Sean E. Harper, MD
Carfilzomib previously received an accelerated approval in July 2012 as a treatment for patients with multiple myeloma following at least two therapies, including bortezomib and an immunomodulatory agent. Along with the expanded indication, the FDA has granted a full approval to carfilzomib.
"The expanded indication of Kyprolis provides patients with relapsed multiple myeloma a new therapeutic option, helping to address a real unmet need for this common blood cancer," Sean E. Harper, MD, executive vice president of Research and Development at Amgen, said in a statement. "The approval of a second indication for Kyprolis in just three years demonstrates that it is becoming a critical component in the treatment of multiple myeloma, and underscores our commitment to advancing care for patients with this challenging disease."
In the pivotal ASPIRE trial, the combination of carfilzomib, lenalidomide, and low-dose dexamethasone reduced the risk of progression by 31% compared with lenalidomide and low-dose dexamethasone alone in patients with relapsed multiple myeloma. The median progression-free survival (PFS) with carfilzomib was 26.3 months compared with 17.6 months without the proteasome inhibitor (HR = 0.69; 95% CI, 0.57-0.83; P <.0001).
The open-label phase III study enrolled 792 patients at a median age of 64 years who had received a median of two prior treatment regimens. Patients were randomized 1:1 to receive the 3-drug carfilzomib regimen or lenalidomide plus low-dose dexamethasone alone. In both groups of the trial, 66% of patients had received prior bortezomib and 20% had prior lenalidomide.
In both arms, lenalidomide was administered at 25 mg on days 1-21 and dexamethasone was administered at 40 mg on days 1, 8, 15, and 22 of a 28-day cycle. Intravenous carfilzomib was administered on days 1, 2, 8, 9, 15, and 16 during cycles 1-12. On day 1 and 2 of the first cycle, carfilzomib was administered at 20 mg/m2 followed by 27 mg/m2 thereafter. Treatment with carfilzomib was not administered on days 8 and 9 during cycles 13-18 and was not administered beyond 18 cycles. However, median treatment exposure in the carfilzomib arm was 22 cycles.
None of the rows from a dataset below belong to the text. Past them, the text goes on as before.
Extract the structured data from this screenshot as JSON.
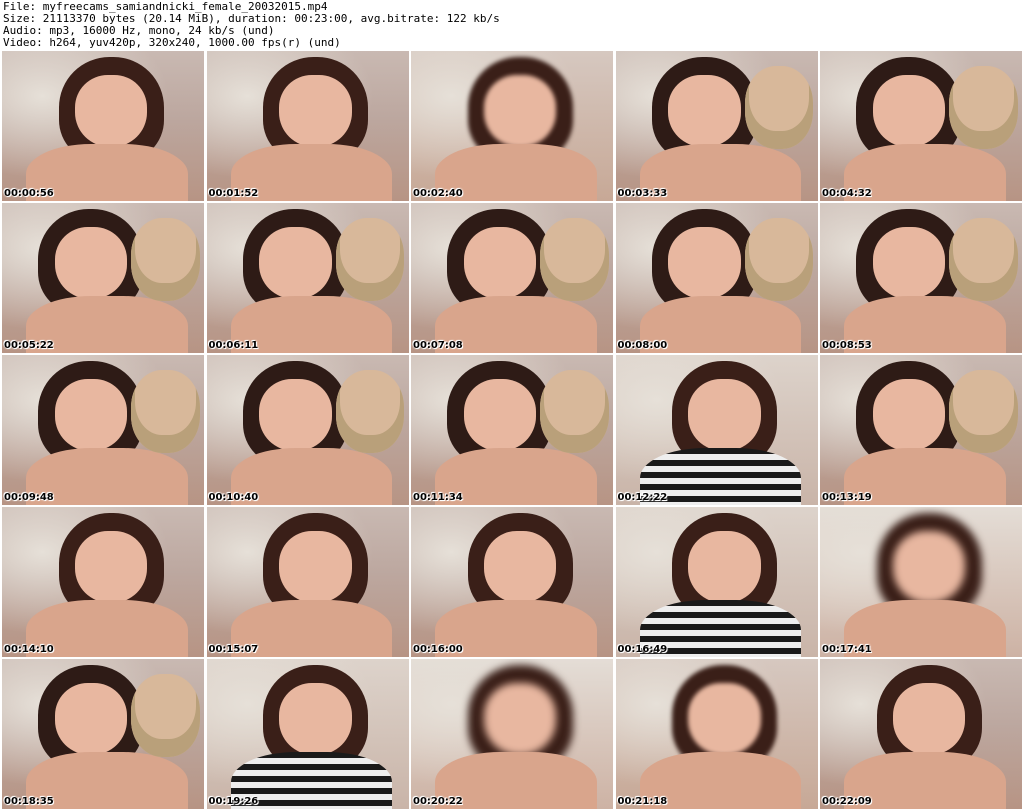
{
  "header": {
    "file": "File: myfreecams_samiandnicki_female_20032015.mp4",
    "size": "Size: 21113370 bytes (20.14 MiB), duration: 00:23:00, avg.bitrate: 122 kb/s",
    "audio": "Audio: mp3, 16000 Hz, mono, 24 kb/s (und)",
    "video": "Video: h264, yuv420p, 320x240, 1000.00 fps(r) (und)"
  },
  "thumbnails": [
    {
      "timestamp": "00:00:56",
      "variant": "v1"
    },
    {
      "timestamp": "00:01:52",
      "variant": "v1"
    },
    {
      "timestamp": "00:02:40",
      "variant": "v3"
    },
    {
      "timestamp": "00:03:33",
      "variant": "v2"
    },
    {
      "timestamp": "00:04:32",
      "variant": "v2"
    },
    {
      "timestamp": "00:05:22",
      "variant": "v2"
    },
    {
      "timestamp": "00:06:11",
      "variant": "v2"
    },
    {
      "timestamp": "00:07:08",
      "variant": "v2"
    },
    {
      "timestamp": "00:08:00",
      "variant": "v2"
    },
    {
      "timestamp": "00:08:53",
      "variant": "v2"
    },
    {
      "timestamp": "00:09:48",
      "variant": "v2"
    },
    {
      "timestamp": "00:10:40",
      "variant": "v2"
    },
    {
      "timestamp": "00:11:34",
      "variant": "v2"
    },
    {
      "timestamp": "00:12:22",
      "variant": "v4"
    },
    {
      "timestamp": "00:13:19",
      "variant": "v2"
    },
    {
      "timestamp": "00:14:10",
      "variant": "v1"
    },
    {
      "timestamp": "00:15:07",
      "variant": "v1"
    },
    {
      "timestamp": "00:16:00",
      "variant": "v1"
    },
    {
      "timestamp": "00:16:49",
      "variant": "v4"
    },
    {
      "timestamp": "00:17:41",
      "variant": "v5"
    },
    {
      "timestamp": "00:18:35",
      "variant": "v2"
    },
    {
      "timestamp": "00:19:26",
      "variant": "v4"
    },
    {
      "timestamp": "00:20:22",
      "variant": "v5"
    },
    {
      "timestamp": "00:21:18",
      "variant": "v3"
    },
    {
      "timestamp": "00:22:09",
      "variant": "v1"
    }
  ]
}
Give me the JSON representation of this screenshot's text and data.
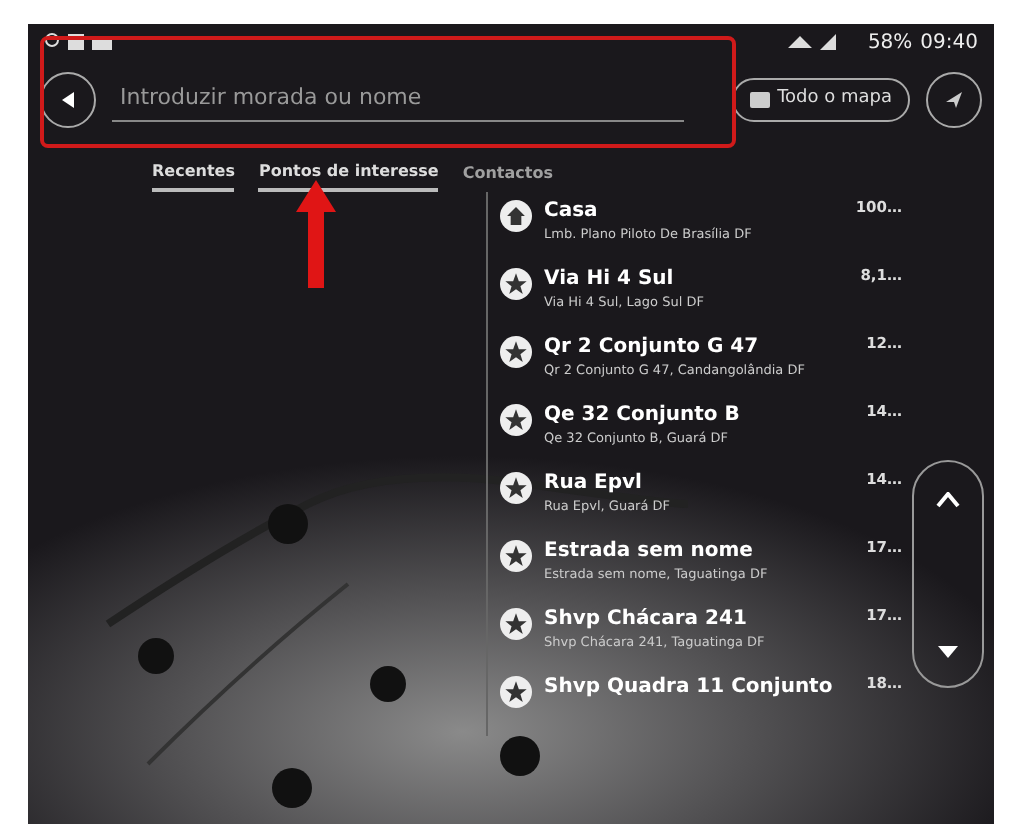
{
  "status_bar": {
    "battery": "58%",
    "time": "09:40"
  },
  "search": {
    "placeholder": "Introduzir morada ou nome",
    "map_button": "Todo o mapa"
  },
  "tabs": [
    {
      "label": "Recentes",
      "selected": true
    },
    {
      "label": "Pontos de interesse",
      "selected": true
    },
    {
      "label": "Contactos",
      "selected": false
    }
  ],
  "places": [
    {
      "kind": "home",
      "name": "Casa",
      "address": "Lmb. Plano Piloto De Brasília DF",
      "distance": "100…"
    },
    {
      "kind": "favorite",
      "name": "Via Hi 4 Sul",
      "address": "Via Hi 4 Sul, Lago Sul DF",
      "distance": "8,1…"
    },
    {
      "kind": "favorite",
      "name": "Qr 2 Conjunto G 47",
      "address": "Qr 2 Conjunto G 47, Candangolândia DF",
      "distance": "12…"
    },
    {
      "kind": "favorite",
      "name": "Qe 32 Conjunto B",
      "address": "Qe 32 Conjunto B, Guará DF",
      "distance": "14…"
    },
    {
      "kind": "favorite",
      "name": "Rua Epvl",
      "address": "Rua Epvl, Guará DF",
      "distance": "14…"
    },
    {
      "kind": "favorite",
      "name": "Estrada sem nome",
      "address": "Estrada sem nome, Taguatinga DF",
      "distance": "17…"
    },
    {
      "kind": "favorite",
      "name": "Shvp Chácara 241",
      "address": "Shvp Chácara 241, Taguatinga DF",
      "distance": "17…"
    },
    {
      "kind": "favorite",
      "name": "Shvp Quadra 11 Conjunto",
      "distance": "18…"
    }
  ]
}
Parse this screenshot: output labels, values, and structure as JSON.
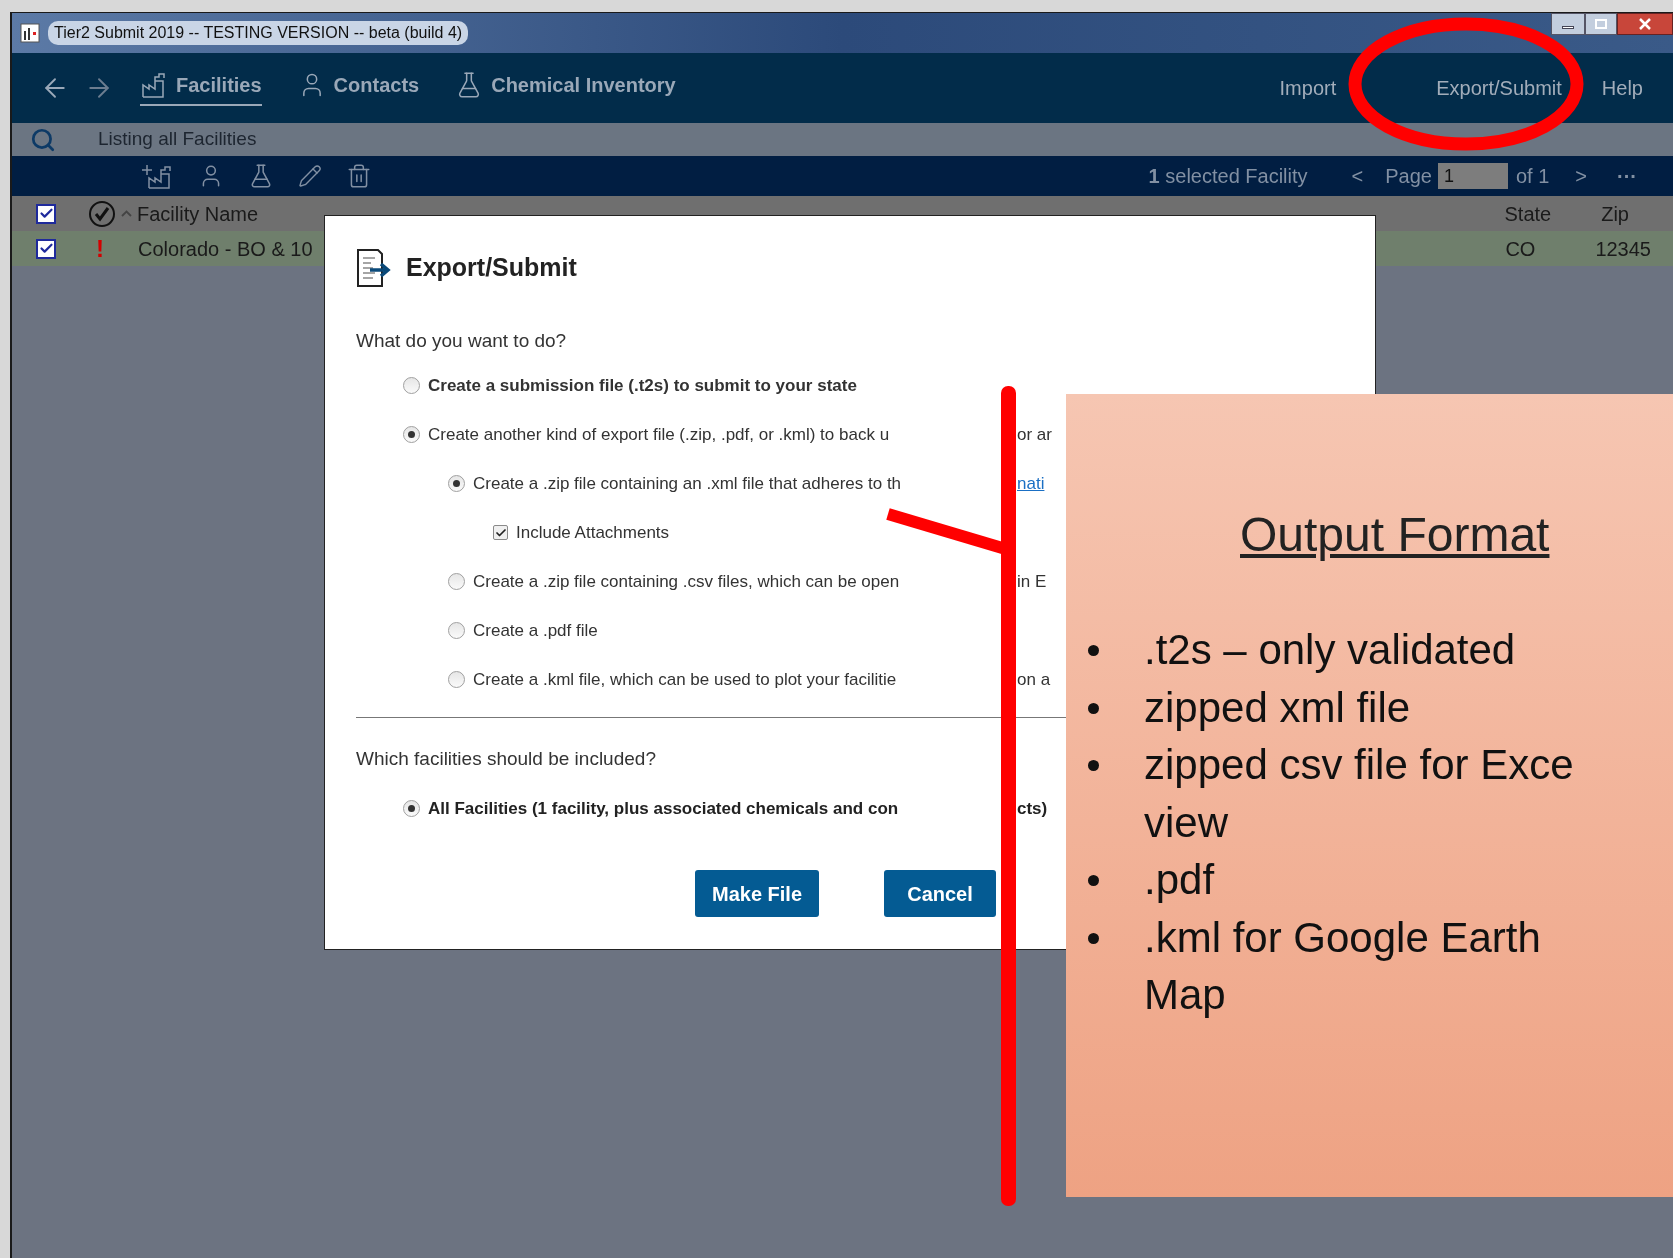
{
  "window": {
    "title": "Tier2 Submit 2019 -- TESTING VERSION -- beta (build 4)"
  },
  "nav": {
    "tabs": [
      {
        "label": "Facilities",
        "kind": "facility",
        "selected": true
      },
      {
        "label": "Contacts",
        "kind": "contact",
        "selected": false
      },
      {
        "label": "Chemical Inventory",
        "kind": "chemical",
        "selected": false
      }
    ],
    "actions": [
      "Import",
      "Export/Submit",
      "Help"
    ]
  },
  "search": {
    "text": "Listing all Facilities"
  },
  "toolbar": {
    "selection": "**1** selected Facility",
    "prev": "<",
    "page_label": "Page",
    "page": "1",
    "page_total": "of 1",
    "next": ">",
    "more": "···"
  },
  "table": {
    "header_checked": true,
    "columns": [
      "Facility Name",
      "State",
      "Zip"
    ],
    "rows": [
      {
        "checked": true,
        "flag": "!",
        "name": "Colorado - BO & 10",
        "state": "CO",
        "zip": "12345"
      }
    ]
  },
  "dialog": {
    "title": "Export/Submit",
    "question": "What do you want to do?",
    "options": [
      {
        "label": "Create a submission file (.t2s) to submit to your state",
        "emphasized": true,
        "selected": false
      },
      {
        "label": "Create another kind of export file (.zip, .pdf, or .kml) to back u",
        "tail": "or ar",
        "emphasized": false,
        "selected": true,
        "children": [
          {
            "label": "Create a .zip file containing an .xml file that adheres to th",
            "link": "nati",
            "selected": true,
            "checkbox": {
              "label": "Include Attachments",
              "checked": true
            }
          },
          {
            "label": "Create a .zip file containing .csv files, which can be open",
            "tail": "in E",
            "selected": false
          },
          {
            "label": "Create a .pdf file",
            "selected": false
          },
          {
            "label": "Create a .kml file, which can be used to plot your facilitie",
            "tail": "on a",
            "selected": false
          }
        ]
      }
    ],
    "scope_question": "Which facilities should be included?",
    "scope_options": [
      {
        "label": "All Facilities (1 facility, plus associated chemicals and con",
        "tail": "cts)",
        "emphasized": true,
        "selected": true
      }
    ],
    "buttons": [
      "Make File",
      "Cancel"
    ]
  },
  "annotation": {
    "title": "Output Format",
    "bullets": [
      {
        "lines": [
          ".t2s – only validated"
        ]
      },
      {
        "lines": [
          "zipped xml file"
        ]
      },
      {
        "lines": [
          "zipped csv file for Exce",
          "view"
        ]
      },
      {
        "lines": [
          ".pdf"
        ]
      },
      {
        "lines": [
          ".kml for Google Earth",
          "Map"
        ]
      }
    ]
  }
}
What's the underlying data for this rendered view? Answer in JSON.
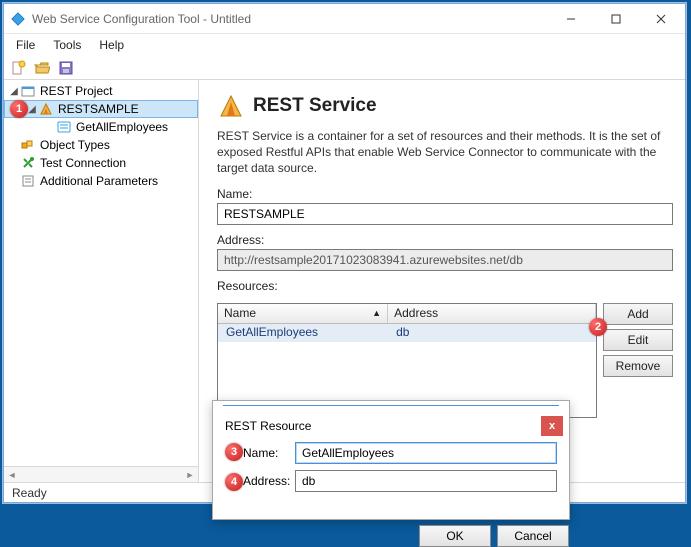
{
  "window": {
    "title": "Web Service Configuration Tool - Untitled"
  },
  "menus": {
    "file": "File",
    "tools": "Tools",
    "help": "Help"
  },
  "tree": {
    "root": "REST Project",
    "sample": "RESTSAMPLE",
    "method": "GetAllEmployees",
    "object_types": "Object Types",
    "test_conn": "Test Connection",
    "add_params": "Additional Parameters"
  },
  "markers": {
    "m1": "1",
    "m2": "2",
    "m3": "3",
    "m4": "4"
  },
  "service": {
    "heading": "REST Service",
    "desc": "REST Service is a container for a set of resources and their methods. It is the set of exposed Restful APIs that enable Web Service Connector to communicate with the target data source.",
    "name_label": "Name:",
    "name_value": "RESTSAMPLE",
    "addr_label": "Address:",
    "addr_value": "http://restsample20171023083941.azurewebsites.net/db",
    "res_label": "Resources:",
    "cols": {
      "name": "Name",
      "addr": "Address"
    },
    "rows": [
      {
        "name": "GetAllEmployees",
        "addr": "db"
      }
    ],
    "btns": {
      "add": "Add",
      "edit": "Edit",
      "remove": "Remove"
    }
  },
  "dialog": {
    "title": "REST Resource",
    "name_label": "Name:",
    "name_value": "GetAllEmployees",
    "addr_label": "Address:",
    "addr_value": "db",
    "ok": "OK",
    "cancel": "Cancel",
    "close_glyph": "x"
  },
  "status": {
    "ready": "Ready"
  }
}
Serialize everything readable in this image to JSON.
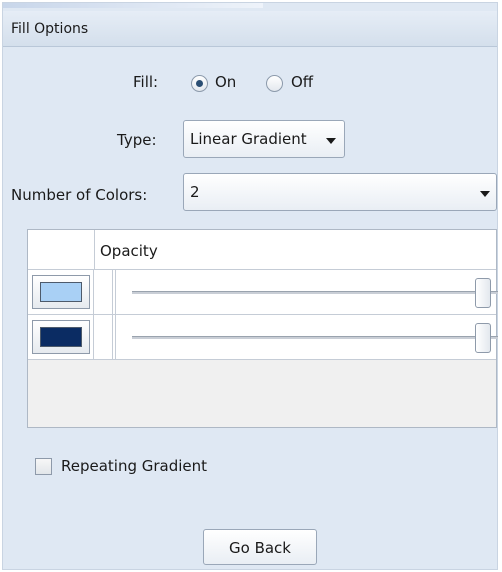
{
  "panel": {
    "title": "Fill Options"
  },
  "fill": {
    "label": "Fill:",
    "on_label": "On",
    "off_label": "Off",
    "selected": "On"
  },
  "type": {
    "label": "Type:",
    "value": "Linear Gradient"
  },
  "colors_count": {
    "label": "Number of Colors:",
    "value": "2"
  },
  "table": {
    "header": "Opacity",
    "rows": [
      {
        "color": "#a9d0f5",
        "opacity": 1.0
      },
      {
        "color": "#0b2c63",
        "opacity": 1.0
      }
    ]
  },
  "repeating": {
    "label": "Repeating Gradient",
    "checked": false
  },
  "go_back": {
    "label": "Go Back"
  }
}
At the 24-month interim analysis, 73.3% of patients in the carfilzomib arm were alive versus 65% with the 2-drug regimen. The median overall survival was not yet reached with a trend favoring the carfilzomib arm (HR = 0.79; 95% CI, 0.63-0.99; P = .018).
The objective response rate was 87.4% versus 66.9% and the median duration of response was 28.6 months compared with 21.2 months with and without carfilzomib, respectively. Of patients who responded, the complete response rate was 17.7% with carfilzomib versus 5.1% without and the very good partial response rate was 70.4% with carfilzomib versus 40.7% in the control arm.
"The ability of this Kyprolis treatment regimen to produce deep and durable responses is critical towards extending the time patients live without their disease progressing," ASPIRE principal investigator A. Keith Stewart, MBChB, said in a statement.
Treatment discontinuation due to an adverse event occurred in 15.2% of patients treated with carfilzomib compared with 17.4% with the 2-drug regimen.
The most common grade ≥3 hematologic adverse events with carfilzomib compared with the control arm were neutropenia (29.6% vs 26.5%), anemia (17.9% vs 17.2%), and thrombocytopenia (16.6% vs 12.3%). The most common grade ≥3 nonhematologic side effects were pneumonia (12.5% vs 10.5%), hypokalemia (9.4% vs 4.9%), and hypophosphatemia (8.4% vs 4.6%).
For the 3-drug regimen versus the 2-drug regimen, respectively, all-grade acute renal failure occurred in 8.4% of patients versus 7.2%, cardiac failure was seen in 6.4% of patients versus 4.1%, and ischemic heart disease was experienced by 5.9% of patients compared with 4.6%.
The initial approval of carfilzomib was based on data from a single-arm clinical trial that enrolled 266 patients with relapsed multiple myeloma who received at least two prior therapies. In this study, the ORR with carfilzomib was 22.9%.